The provided text describes a 510(k) premarket notification for a medical device: Sterile Auto-Disable Syringes with/without Needle for Single Use. The FDA clearance letter indicates that the device has been reviewed and determined to be substantially equivalent to a legally marketed predicate device (Safety Auto-Disable Syringe with Needle (Auto-Lock), K143497).

However, the provided document does not contain information related to a study proving the device meets acceptance criteria for an AI/ML-driven medical device. The document is a regulatory submission for a physical medical device (syringes) and details its physical, material, and performance characteristics compared to a predicate device.

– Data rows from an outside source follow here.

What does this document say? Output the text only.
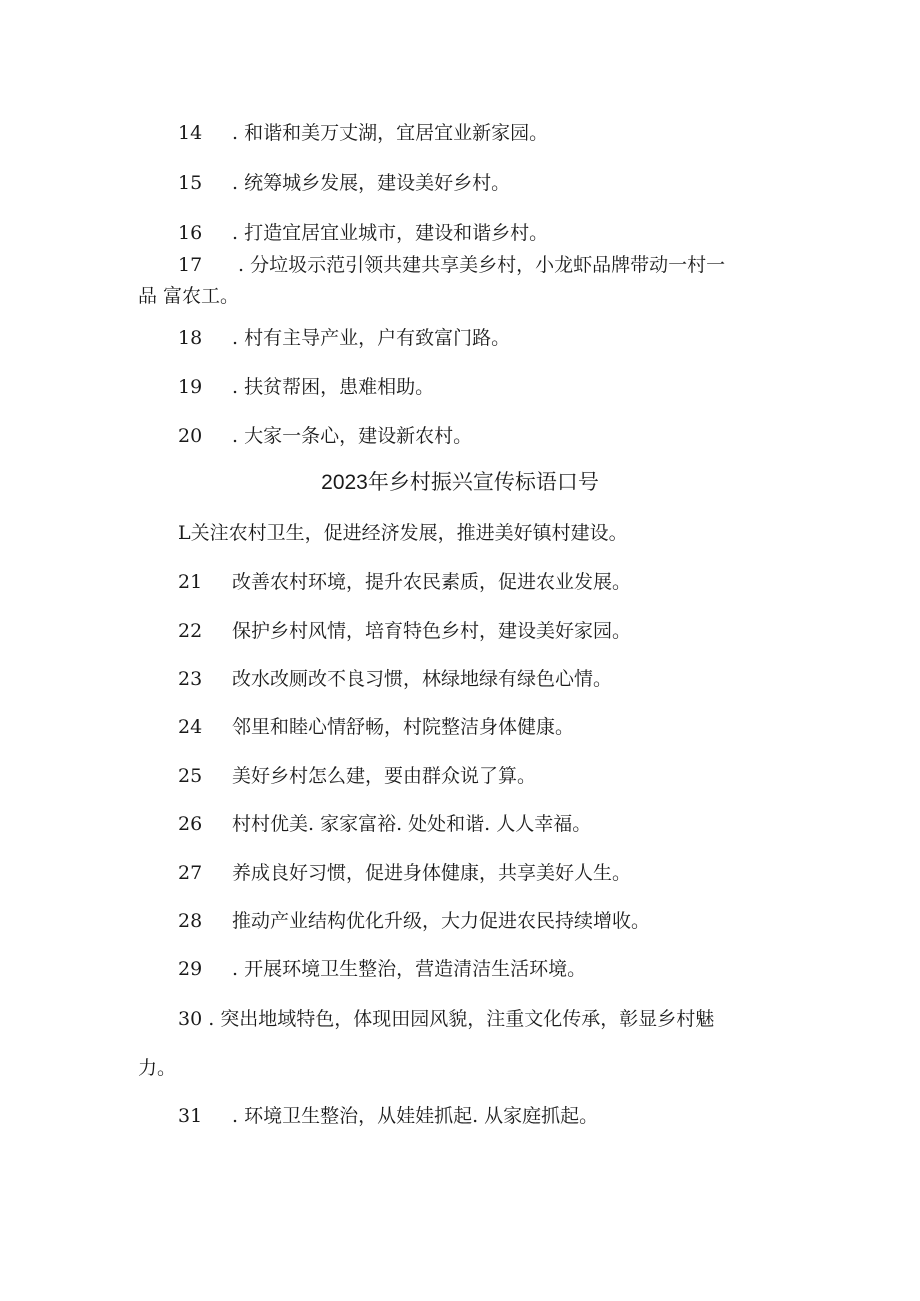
14 . 和谐和美万丈湖，宜居宜业新家园。
15 . 统筹城乡发展，建设美好乡村。
16 . 打造宜居宜业城市，建设和谐乡村。
17 . 分垃圾示范引领共建共享美乡村，小龙虾品牌带动一村一
品 富农工。
18 . 村有主导产业，户有致富门路。
19 . 扶贫帮困，患难相助。
20 . 大家一条心，建设新农村。
2023年乡村振兴宣传标语口号
L关注农村卫生，促进经济发展，推进美好镇村建设。
21 改善农村环境，提升农民素质，促进农业发展。
22 保护乡村风情，培育特色乡村，建设美好家园。
23 改水改厕改不良习惯，林绿地绿有绿色心情。
24 邻里和睦心情舒畅，村院整洁身体健康。
25 美好乡村怎么建，要由群众说了算。
26 村村优美. 家家富裕. 处处和谐. 人人幸福。
27 养成良好习惯，促进身体健康，共享美好人生。
28 推动产业结构优化升级，大力促进农民持续增收。
29 . 开展环境卫生整治，营造清洁生活环境。
30 . 突出地域特色，体现田园风貌，注重文化传承，彰显乡村魅
力。
31 . 环境卫生整治，从娃娃抓起. 从家庭抓起。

Specifically, the document discusses:

• Device Description: The physical components and mechanism of the auto-disable syringe.
• Indications for Use: Aspiration of fluids and fluid injections.
• Comparison to Predicate Device: Detailed table comparing features like indications for use, product code, regulation number, class, principle of operation, safety features, intended user, environment of use, syringe volume, nozzle type, lubricant, barrel transparency, graduations legibility, needle length, needle gauge, configuration of the tip, needle hub, single use, performance specifications, sterilization, SAL, materials, pyrogenicity, biocompatibility, and labeling.
• Performance Data: Lists various tests conducted to demonstrate the physical device's safety and bio-compatibility, such as biocompatibility testing (Cytotoxicity, Skin Sensitization, Intracutaneous Reactivity, Acute Systemic Toxicity, Material-Mediated Pyrogens, Hemolysis, Particulate Matter), sterilization validation, shipping and shelf-life testing, and performance testing against ISO standards (ISO 7864, ISO 9626, ISO 80369-7, ISO 7886-4, ISO 7886-1).

None of the information requested in your prompt regarding acceptance criteria and studies for an AI/ML device is present in this documentation. The questions about sample sizes for test and training sets, data provenance, number and qualifications of experts, adjudication methods, MRMC studies, standalone algorithm performance, and ground truth establishment are relevant to AI/ML device evaluations, but not to the type of device described in this 510(k) submission.

Therefore, I cannot populate the table or answer the specific questions about AI/ML device performance and validation using the provided text. The document is about the substantial equivalence of a physical syringe, not a software or AI/ML product.